Just then the waltz came to an end, its last notes trailing off into nothingness and blowing away like a handful of leaves on a breeze. The kaleidoscopic patterns sorted themselves and turned into a circle of perambulating couples, and Gay and her partner pa.s.sed the two men in the doorway.
"Hi! I want to speak to you," said Druro, whose manners were unique, making an imperious sign at Gay. She looked at him with eyes like frozen violets and walked on. Druro, looking after her, observed that she and her partner pa.s.sed out of a door leading to the east veranda.
"H'm!" said he, reflective but unperturbed. Then he turned to Tryon.
"Go and get Hayes away from her, Tryon."
"That's a nice job!" commented Tryon.
"Go on, old man!" said Druro, kindly but firmly. "Tell him there's a man in the bar wants to see him on a matter of life and death. He'll thank you for it afterward."
Tryon went grumbling through the ballroom, and Druro stepped back out of the front hall into the street and made a circuit of the hotel. By the time he had reached the east veranda, Tryon was gently leading away the unresisting Hayes, and a rose-leaf shoe, visible between two pots of giant croton, guided the stalker to his prey. He sat down on a seat beside her.

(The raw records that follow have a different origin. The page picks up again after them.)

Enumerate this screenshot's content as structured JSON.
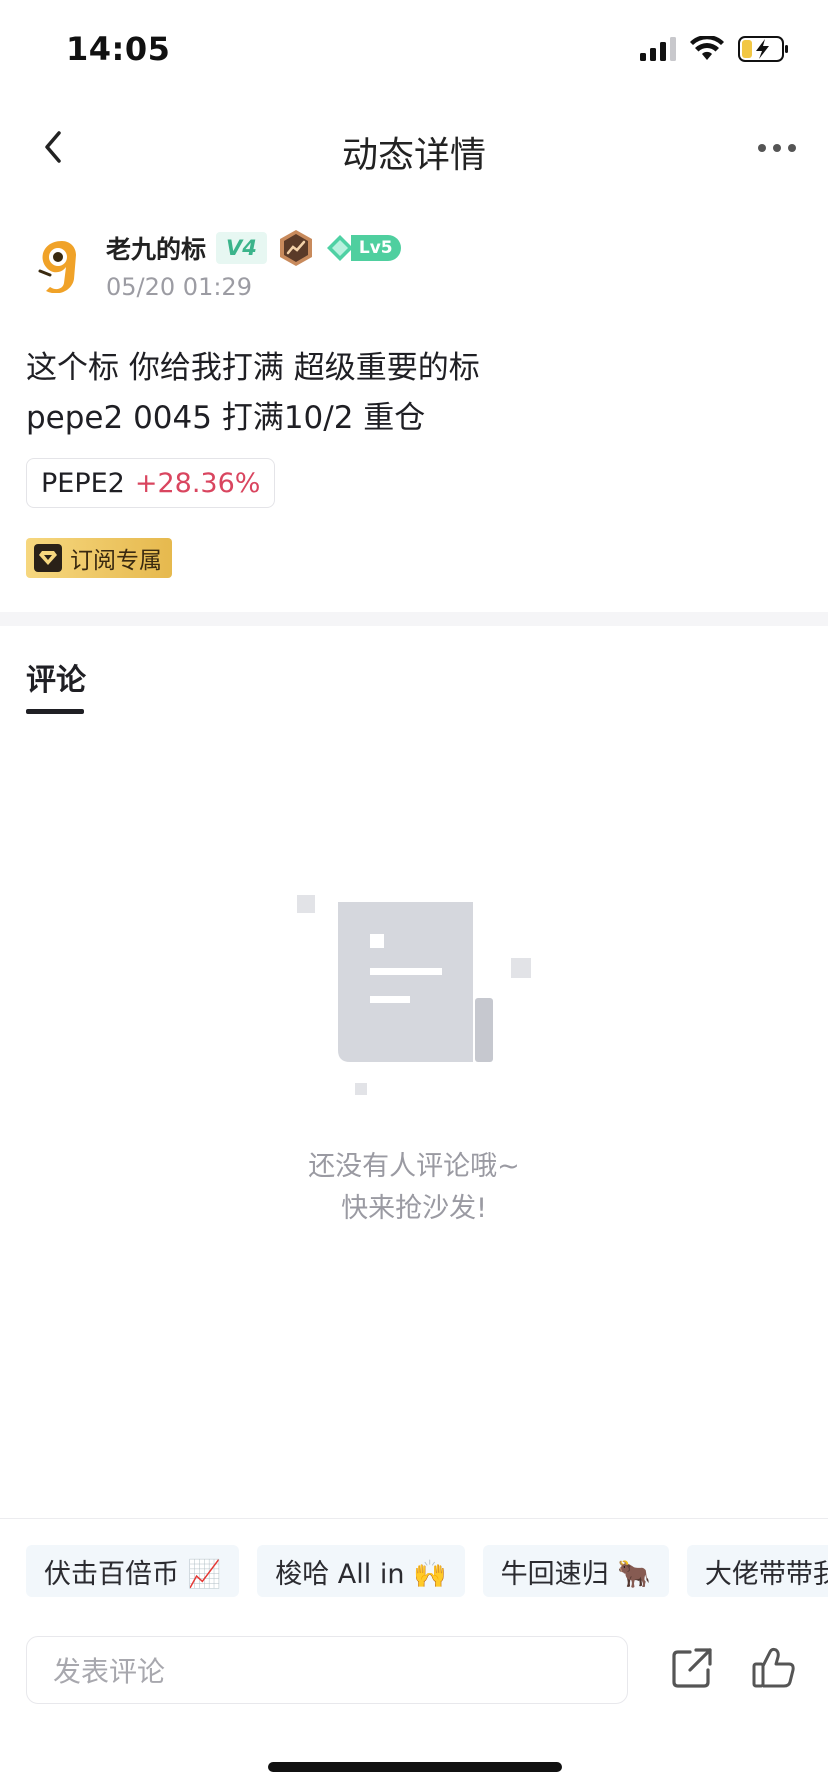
{
  "status_bar": {
    "time": "14:05",
    "icons": [
      "signal-icon",
      "wifi-icon",
      "battery-charging-icon"
    ]
  },
  "nav": {
    "title": "动态详情",
    "back_icon": "chevron-left-icon",
    "more_icon": "more-dots-icon"
  },
  "post": {
    "author": "老九的标",
    "verification_badge": "V4",
    "level_badge": "Lv5",
    "timestamp": "05/20 01:29",
    "body_line_1": "这个标 你给我打满 超级重要的标",
    "body_line_2": "pepe2 0045 打满10/2 重仓",
    "ticker": {
      "symbol": "PEPE2",
      "change": "+28.36%"
    },
    "tag": "订阅专属"
  },
  "comments": {
    "tab_label": "评论",
    "empty_line_1": "还没有人评论哦~",
    "empty_line_2": "快来抢沙发!"
  },
  "quick_replies": [
    {
      "label": "伏击百倍币 📈"
    },
    {
      "label": "梭哈 All in 🙌"
    },
    {
      "label": "牛回速归 🐂"
    },
    {
      "label": "大佬带带我"
    }
  ],
  "input": {
    "placeholder": "发表评论"
  },
  "colors": {
    "accent_green": "#3bb48b",
    "price_up": "#d9455f",
    "gold": "#e6b94e"
  }
}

"Did you mean it when you cut me in that brutal manner just now--or was it an accident?" he asked reproachfully.
Gay did not answer or stir. His manner changed.
"Gay, I am most awfully sorry and ashamed of myself. Will you forgive me?"
The girl sat up straight in her chair at that, and looked at him. She was too generous to ignore a frank appeal for pardon, but she had that within which demanded propitiation.
"Have you any explanation to offer?" she asked, and he answered:
"I clean forgot all about it."
She stared at him in exasperation and scorn, her eyes sparkling with anger, and he returned her gaze with his frank and fearless smile.
"_M'Schlega_," the natives called him--"the man who always laughs whether good or bad comes to him."
Gay at last withdrew her face into the shadows where he could no longer see it clearly.
"I suppose you think that disappointing a girl and making her lose a dance is nothing," she said quietly.
"You misjudge me. If I had thought about it at all, it would never have happened. But the whole thing went clean out of my mind until it was too late to dress and get down here in time. Do you think I would _purposely_ miss such a keen pleasure as it is to dance with you--and the honour of having your first waltz given me?"
She did not answer, but slowly her anger began to fade.
"I came down here as hard as I could belt, as soon as I remembered."